Recent data studied by the U.S. Census Bureau (2018) indicates that living veterans number about 7 percent of the U.S. population. While servicemembers might risk injury and death from combat, many faced hazards from the conditions they worked within while working and living with toxic substances. These substances may contribute or aggravate, even decades later, health conditions. While it seems logical that these should be diagnosed and treated as the responsibility of the Government, it is an unfortunate necessity to apply political pressure and bring public scrutiny when an illness is as a result of military service. In the modern era, many voices clamor for Government services. Veterans who do not clamor louder that other constituents may not get heard.
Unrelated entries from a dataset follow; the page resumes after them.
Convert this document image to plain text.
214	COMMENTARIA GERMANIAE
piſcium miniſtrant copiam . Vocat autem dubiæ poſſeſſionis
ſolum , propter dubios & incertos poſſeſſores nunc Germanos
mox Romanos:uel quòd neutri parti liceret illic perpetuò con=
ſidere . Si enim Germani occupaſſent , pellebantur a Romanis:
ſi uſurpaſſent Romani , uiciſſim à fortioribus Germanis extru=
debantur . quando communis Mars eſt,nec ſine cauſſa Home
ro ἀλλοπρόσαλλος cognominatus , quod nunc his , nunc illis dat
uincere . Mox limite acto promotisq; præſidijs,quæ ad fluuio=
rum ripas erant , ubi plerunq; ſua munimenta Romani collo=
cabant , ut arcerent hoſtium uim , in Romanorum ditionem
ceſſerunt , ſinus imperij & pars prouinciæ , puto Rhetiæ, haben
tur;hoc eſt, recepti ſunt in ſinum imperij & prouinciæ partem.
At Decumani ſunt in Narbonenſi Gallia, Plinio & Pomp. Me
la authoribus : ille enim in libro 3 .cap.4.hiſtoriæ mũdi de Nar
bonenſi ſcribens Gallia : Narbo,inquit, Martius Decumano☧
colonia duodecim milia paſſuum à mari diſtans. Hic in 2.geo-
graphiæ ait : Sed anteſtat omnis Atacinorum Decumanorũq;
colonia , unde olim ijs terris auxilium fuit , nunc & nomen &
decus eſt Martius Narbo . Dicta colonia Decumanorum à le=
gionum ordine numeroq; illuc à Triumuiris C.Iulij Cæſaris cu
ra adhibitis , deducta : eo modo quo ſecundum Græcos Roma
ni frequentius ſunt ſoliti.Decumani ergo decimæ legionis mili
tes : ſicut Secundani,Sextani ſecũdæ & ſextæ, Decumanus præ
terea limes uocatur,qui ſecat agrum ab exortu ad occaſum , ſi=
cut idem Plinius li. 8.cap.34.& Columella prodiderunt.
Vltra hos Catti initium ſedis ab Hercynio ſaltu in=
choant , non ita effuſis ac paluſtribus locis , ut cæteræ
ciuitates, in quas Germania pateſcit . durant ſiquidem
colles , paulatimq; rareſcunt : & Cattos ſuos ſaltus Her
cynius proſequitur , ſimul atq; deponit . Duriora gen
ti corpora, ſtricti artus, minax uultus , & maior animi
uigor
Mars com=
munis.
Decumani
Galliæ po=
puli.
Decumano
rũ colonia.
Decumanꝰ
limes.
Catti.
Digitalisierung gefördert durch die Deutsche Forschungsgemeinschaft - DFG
civilizations, past and present owe sailors a debt

As a Christmas gift, one of our sons gave me a book, The Sea & Civilization: a Maritime History of the World, (2013) by Lincoln Paine. I have always been interested in history, and yet I never had a concise history describing the rise of civilizations around the globe. From Lincoln Paine’s Introduction and into the first chapter, Sailors have played a major role in enabling the rise of cultures across Oceania (across the Pacific Ocean), North and South America, and the Caribbean islands, and elsewhere. For most of us, the history we were taught, particularly in North America and western Europe, focused solely on how Europeans explored the world, encountering mostly primitive peoples. In recent decades, new research into those explorers who chronicled their voyages, and new archaeological discoveries reveal that people thousands of years earlier than either Greeks or western Europeans had fairly advanced maritime cultures, navigated great distances and established wide trade networks. I will repost with observations of what was learned that challenges my previous notions in maritime history.

Perhaps as my readers encounter well written and thoughtful books of interest to the Maritime-minded, you will take the opportunity to share these with me and others. I hope to develop a reading list early this year on maritime history, leadership, storytelling, boatbuilding, science, and biographies of some notable men and women who have dared to put to sea and returned victorious.